Verwirkung nachbarlicher Abwehrrechte

Das Oberverwaltungsgericht Nordrhein-Westfalen (OVG NRW) hat mit Urteil vom 10.08.2020 – 10 A 3633/18 – entschieden, dass materielle Abwehrrechte des Nachbarn auch gegenüber einem ungenehmigten Bauvorhaben verwirkt werden können.

Die Klägerin ist Eigentümerin eines Grundstücks, das als Grünland genutzt wird und an das Grundstück des Beigeladenen grenzt, auf dem – grenzständig zum Grundstück der Klägerin – seit den 1960er Jahren ein nicht genehmigtes, nach und nach erweitertes und heute als Stall genutztes Gebäude steht, das der Beigeladene für seinen landwirtschaftlichen Betrieb nutzt.

Im März 2014 wandte sich die Klägerin erstmals an die Beklagte und beanstandete unter anderem den Standort des Stalls.

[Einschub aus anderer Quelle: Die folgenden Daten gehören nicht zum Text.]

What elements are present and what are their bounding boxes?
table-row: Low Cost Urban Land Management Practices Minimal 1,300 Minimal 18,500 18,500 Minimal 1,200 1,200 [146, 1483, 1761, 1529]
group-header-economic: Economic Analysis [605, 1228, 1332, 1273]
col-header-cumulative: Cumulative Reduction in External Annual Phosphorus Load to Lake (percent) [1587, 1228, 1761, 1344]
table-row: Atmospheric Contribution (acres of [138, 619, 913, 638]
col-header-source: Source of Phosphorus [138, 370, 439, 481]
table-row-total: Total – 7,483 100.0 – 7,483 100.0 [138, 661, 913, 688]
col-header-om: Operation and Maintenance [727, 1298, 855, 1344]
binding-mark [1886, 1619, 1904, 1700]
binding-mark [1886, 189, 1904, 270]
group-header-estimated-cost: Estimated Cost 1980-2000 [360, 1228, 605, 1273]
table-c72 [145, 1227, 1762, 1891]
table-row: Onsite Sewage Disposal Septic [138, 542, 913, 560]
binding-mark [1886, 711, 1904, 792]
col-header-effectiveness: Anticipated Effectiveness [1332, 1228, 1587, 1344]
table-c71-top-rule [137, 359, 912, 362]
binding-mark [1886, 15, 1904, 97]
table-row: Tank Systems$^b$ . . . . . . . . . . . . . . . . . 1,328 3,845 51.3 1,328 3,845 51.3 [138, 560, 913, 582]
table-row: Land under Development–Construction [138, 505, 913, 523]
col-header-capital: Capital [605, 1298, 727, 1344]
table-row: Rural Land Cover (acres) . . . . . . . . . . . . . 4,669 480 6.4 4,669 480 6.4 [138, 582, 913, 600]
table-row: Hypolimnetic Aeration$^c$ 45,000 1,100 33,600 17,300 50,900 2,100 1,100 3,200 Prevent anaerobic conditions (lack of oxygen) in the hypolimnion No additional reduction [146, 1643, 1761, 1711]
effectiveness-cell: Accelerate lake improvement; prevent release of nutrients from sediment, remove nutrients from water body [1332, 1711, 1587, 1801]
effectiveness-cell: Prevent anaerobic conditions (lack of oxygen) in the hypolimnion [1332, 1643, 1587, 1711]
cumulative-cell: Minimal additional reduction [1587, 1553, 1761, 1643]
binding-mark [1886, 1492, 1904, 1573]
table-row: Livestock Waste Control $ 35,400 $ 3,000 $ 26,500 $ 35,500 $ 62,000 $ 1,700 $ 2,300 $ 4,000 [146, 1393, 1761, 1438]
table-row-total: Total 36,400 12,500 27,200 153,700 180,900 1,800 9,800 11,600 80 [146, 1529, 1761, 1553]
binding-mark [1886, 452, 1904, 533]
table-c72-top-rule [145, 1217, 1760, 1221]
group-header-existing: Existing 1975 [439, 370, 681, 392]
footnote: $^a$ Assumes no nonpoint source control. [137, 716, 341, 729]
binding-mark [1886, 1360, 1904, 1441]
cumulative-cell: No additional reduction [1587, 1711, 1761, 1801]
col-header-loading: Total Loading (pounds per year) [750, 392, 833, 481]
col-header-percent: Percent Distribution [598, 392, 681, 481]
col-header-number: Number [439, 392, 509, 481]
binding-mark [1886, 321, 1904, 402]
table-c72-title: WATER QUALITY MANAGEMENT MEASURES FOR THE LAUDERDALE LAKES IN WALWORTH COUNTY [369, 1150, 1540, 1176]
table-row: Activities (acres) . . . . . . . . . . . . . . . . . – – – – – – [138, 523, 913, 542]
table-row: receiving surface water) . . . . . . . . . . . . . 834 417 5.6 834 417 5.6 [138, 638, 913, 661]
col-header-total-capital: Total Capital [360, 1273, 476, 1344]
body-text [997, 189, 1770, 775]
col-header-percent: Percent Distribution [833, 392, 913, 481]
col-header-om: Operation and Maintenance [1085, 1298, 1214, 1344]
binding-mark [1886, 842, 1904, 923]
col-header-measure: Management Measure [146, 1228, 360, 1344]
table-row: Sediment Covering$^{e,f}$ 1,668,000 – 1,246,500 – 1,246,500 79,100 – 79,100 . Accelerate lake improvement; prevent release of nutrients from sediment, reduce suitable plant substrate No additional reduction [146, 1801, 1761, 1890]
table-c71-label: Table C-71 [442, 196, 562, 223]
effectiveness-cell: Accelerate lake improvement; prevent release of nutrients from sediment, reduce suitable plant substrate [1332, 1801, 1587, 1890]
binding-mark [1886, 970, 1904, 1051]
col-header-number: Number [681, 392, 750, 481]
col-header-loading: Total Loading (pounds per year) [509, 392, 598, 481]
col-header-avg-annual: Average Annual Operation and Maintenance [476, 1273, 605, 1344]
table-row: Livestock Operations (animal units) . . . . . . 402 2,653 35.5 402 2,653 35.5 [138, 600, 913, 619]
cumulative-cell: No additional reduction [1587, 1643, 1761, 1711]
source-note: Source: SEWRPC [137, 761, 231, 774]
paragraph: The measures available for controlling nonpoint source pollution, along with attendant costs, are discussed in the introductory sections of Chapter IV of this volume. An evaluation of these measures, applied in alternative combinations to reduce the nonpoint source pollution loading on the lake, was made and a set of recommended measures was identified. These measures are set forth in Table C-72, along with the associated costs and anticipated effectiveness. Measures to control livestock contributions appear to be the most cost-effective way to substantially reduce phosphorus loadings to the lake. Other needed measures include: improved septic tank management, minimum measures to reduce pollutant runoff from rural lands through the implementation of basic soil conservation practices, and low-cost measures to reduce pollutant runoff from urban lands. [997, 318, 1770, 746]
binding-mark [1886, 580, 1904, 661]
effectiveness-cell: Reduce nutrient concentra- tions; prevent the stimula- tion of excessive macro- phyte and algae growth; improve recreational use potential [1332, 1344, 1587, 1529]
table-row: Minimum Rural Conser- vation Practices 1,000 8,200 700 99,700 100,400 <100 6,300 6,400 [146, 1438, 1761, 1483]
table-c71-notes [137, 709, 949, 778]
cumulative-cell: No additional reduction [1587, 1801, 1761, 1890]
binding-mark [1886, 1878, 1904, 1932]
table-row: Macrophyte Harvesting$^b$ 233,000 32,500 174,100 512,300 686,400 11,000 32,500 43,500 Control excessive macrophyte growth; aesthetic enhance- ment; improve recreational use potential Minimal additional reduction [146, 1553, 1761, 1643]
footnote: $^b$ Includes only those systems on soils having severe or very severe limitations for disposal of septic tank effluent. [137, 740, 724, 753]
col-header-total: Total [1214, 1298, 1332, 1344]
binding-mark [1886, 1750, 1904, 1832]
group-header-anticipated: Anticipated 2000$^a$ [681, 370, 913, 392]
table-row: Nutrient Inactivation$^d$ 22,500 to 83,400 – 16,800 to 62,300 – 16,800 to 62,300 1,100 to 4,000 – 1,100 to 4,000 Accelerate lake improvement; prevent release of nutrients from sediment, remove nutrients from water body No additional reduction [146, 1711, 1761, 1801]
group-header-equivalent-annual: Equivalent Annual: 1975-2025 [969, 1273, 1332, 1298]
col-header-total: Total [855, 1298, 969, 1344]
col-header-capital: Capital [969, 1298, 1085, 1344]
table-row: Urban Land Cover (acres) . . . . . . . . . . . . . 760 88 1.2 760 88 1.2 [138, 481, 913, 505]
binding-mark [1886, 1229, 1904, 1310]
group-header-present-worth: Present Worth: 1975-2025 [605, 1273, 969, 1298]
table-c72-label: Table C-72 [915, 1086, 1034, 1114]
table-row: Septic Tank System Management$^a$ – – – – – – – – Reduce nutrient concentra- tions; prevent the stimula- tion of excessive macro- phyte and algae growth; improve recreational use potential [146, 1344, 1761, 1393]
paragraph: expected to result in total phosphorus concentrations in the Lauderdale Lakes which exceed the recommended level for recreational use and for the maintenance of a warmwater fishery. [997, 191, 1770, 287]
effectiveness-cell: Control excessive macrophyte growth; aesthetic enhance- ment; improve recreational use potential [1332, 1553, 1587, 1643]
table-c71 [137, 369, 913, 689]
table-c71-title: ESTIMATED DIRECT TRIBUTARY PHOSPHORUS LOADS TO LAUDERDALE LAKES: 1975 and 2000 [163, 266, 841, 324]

Da die Beklagte ein bauaufsichtliches Einschreiten gegen den Stall ablehnte, erhob die Klägerin diesbezüglich Klage. Die Klage hatte im Berufungsverfahren – wie auch schon in der Vorinstanz – keinen Erfolg.

Das OVG NRW begründete dies damit, dass die Klägerin ihr nachbarliches Abwehrrecht gegen den ungenehmigten Stall verwirkt habe. Eine Verwirkung setze insofern zum einen das Verstreichen eines längeren Zeitraums seit der Möglichkeit der Geltendmachung eines Rechts voraus und zum anderen besondere Umstände, die die verspätete Geltendmachung als Verstoß gegen Treu und Glauben erscheinen lassen.

Da der Stall in seinen heutigen, abstandsflächenrelevanten Abmessungen bereits im Jahr 2002 fertig gestellt war und die Klägerin sich erst im März 2014 an die Beklagte mit der Bitte um bauaufsichtsrechtliches Einschreiten gewandt hatte, war die erste Voraussetzung erfüllt. Als besondere Umstände, die das Begehren der Klägerin als Verstoß gegen Treu und Glauben erscheinen lassen, wertete das OVG NRW die langjährige Untätigkeit der Klägerin, die den über einen längeren Zeitraum verteilten Baumaßnahmen des Beigeladenen an dem Stall und der konkreten Nutzung des Stalls über die Jahre zugesehen hatte, ohne Einwendungen dagegen geltend zu machen. Vor diesem Hintergrund habe die Klägerin mit ihrer Untätigkeit – obwohl sie aus dem besonderen nachbarlichen Gemeinschaftsverhältnis nach Treu und Glauben verpflichtet sei, durch ein zumutbares aktives Handeln mitzuwirken, einen durch die rechtswidrige Bebauung entstehenden wirtschaftlichen Schaden des Beigeladenen abzuwenden oder möglichst gering zu halten –, wesentlich dazu beigetragen, dass der Beigeladene darauf vertraut hat, sie werde keine Einwendungen mehr gegen den Stall oder seine Nutzung erheben. Das aus der Untätigkeit der Klägerin erwachsende Vertrauen habe der Beigeladene in hinreichender Weise durch entsprechende wirtschaftliche Dispositionen bestätigt.

Dass die Klägerin behauptete, sie sei zunächst fälschlich davon ausgegangen, dass der Stall bauaufsichtlich genehmigt sei, spiele in diesem Zusammenhang keine Rolle, da die Beeinträchtigung durch die beanstandete Grenzbebauung zu keiner Zeit davon abhing, ob der Stall genehmigt war oder nicht.